Backtrack to the cavedwelling buddies of yesteryear. If they had a lousy harvest, would they say it was nature or more of a failure to appease the god's properly? Ah, I hear you saying something about the difference between their beliefs and yours. Valid point, I'm sure, but I'm not listening. Faith is cool. Organized religion is a crutch for the weak. HEY! Those weren't my words, Former Governor Jesse "The Mind" Ventura said that. He has a point though. I know many people who have faith but don't attend mass. These people rock.
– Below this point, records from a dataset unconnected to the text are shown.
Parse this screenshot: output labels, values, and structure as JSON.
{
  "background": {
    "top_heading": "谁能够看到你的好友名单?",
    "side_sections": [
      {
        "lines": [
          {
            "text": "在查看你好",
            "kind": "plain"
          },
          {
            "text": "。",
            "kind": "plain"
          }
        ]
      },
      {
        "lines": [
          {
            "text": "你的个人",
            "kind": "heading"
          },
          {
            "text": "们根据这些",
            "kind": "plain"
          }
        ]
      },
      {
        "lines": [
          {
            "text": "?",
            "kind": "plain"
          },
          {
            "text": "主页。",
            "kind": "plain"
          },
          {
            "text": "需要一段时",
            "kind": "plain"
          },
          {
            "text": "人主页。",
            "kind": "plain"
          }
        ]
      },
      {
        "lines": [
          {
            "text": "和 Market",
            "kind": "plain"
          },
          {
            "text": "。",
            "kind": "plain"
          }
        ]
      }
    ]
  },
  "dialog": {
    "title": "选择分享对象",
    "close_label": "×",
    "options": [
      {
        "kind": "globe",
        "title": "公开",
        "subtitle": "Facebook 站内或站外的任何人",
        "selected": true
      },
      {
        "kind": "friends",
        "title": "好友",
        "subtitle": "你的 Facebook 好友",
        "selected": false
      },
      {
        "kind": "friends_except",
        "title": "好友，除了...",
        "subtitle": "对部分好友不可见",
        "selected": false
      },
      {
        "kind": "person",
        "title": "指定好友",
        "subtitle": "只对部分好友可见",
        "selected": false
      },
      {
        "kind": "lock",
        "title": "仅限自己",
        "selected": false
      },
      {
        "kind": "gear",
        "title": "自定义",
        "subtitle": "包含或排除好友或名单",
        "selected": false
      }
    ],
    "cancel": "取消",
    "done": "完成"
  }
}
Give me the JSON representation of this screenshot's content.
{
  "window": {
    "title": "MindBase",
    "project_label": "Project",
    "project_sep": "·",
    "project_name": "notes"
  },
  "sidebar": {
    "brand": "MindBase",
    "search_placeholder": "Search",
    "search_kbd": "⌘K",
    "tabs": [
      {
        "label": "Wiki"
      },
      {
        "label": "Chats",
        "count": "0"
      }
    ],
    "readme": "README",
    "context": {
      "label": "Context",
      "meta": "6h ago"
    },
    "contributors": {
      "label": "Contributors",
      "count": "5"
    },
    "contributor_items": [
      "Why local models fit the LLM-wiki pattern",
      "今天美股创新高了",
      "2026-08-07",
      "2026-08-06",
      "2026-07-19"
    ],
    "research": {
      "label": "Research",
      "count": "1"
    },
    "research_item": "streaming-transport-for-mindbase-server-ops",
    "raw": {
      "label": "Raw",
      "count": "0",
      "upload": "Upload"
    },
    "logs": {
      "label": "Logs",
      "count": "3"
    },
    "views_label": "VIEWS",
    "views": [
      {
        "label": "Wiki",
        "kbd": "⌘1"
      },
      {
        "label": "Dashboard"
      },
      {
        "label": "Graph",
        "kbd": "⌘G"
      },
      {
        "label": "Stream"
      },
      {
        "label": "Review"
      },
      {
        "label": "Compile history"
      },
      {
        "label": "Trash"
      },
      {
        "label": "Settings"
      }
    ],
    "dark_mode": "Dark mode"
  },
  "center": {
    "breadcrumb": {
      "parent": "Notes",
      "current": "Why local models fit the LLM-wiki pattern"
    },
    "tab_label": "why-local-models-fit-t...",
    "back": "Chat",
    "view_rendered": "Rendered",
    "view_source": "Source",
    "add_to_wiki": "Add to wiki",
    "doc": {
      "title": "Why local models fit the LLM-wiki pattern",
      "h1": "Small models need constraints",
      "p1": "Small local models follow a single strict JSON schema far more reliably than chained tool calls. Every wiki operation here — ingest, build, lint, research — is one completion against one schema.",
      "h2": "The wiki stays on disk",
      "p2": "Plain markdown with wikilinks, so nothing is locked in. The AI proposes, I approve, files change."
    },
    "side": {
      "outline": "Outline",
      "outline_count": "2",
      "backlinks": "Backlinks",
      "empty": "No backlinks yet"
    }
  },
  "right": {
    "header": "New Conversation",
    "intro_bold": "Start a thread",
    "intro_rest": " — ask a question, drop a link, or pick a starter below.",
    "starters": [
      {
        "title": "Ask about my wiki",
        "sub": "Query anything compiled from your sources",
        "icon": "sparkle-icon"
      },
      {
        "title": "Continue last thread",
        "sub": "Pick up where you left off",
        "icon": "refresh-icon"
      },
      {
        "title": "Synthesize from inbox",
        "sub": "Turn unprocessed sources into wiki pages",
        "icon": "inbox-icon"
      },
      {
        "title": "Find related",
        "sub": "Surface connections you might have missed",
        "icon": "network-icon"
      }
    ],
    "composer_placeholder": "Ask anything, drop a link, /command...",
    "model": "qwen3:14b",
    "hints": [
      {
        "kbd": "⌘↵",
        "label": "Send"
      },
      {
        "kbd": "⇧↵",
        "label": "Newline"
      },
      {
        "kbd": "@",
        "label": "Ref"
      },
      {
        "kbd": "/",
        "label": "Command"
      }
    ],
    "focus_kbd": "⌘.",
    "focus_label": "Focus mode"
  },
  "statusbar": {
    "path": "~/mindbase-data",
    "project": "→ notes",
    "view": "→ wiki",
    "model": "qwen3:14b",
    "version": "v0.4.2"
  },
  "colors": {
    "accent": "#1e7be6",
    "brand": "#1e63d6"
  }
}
Then there's the people who congregate in groups to find a common denominator to blame for the problems of the world. Seriously, Gays? Are Gays the real cause of all the problems the Catholic Church faces? Thanks Pat Roberston. Thanks Jerry Falwell. You truly are awesome. Liberty College needs to be taken down brick for brick and remade into a Gay Dance Club. I'd totally bounce there.
See, I tangeted when I started talking about religion. So many holes and I want to poke through all of them with my wang. For another night, I guess. For now, let's be thankful my white shirt didn't get dirty. That in itself was cool enough for me to forget the rest of the problems that accepting a miracle might bring about After all, it was a miracle. It's not like it was good luck or a coincidence. Just like a good harvest coming for our cave habitants. Miracles. Not just good soil and a green thumb.
Reminders for class: Holy cow, so many of my friends are out of college by January. Sweet!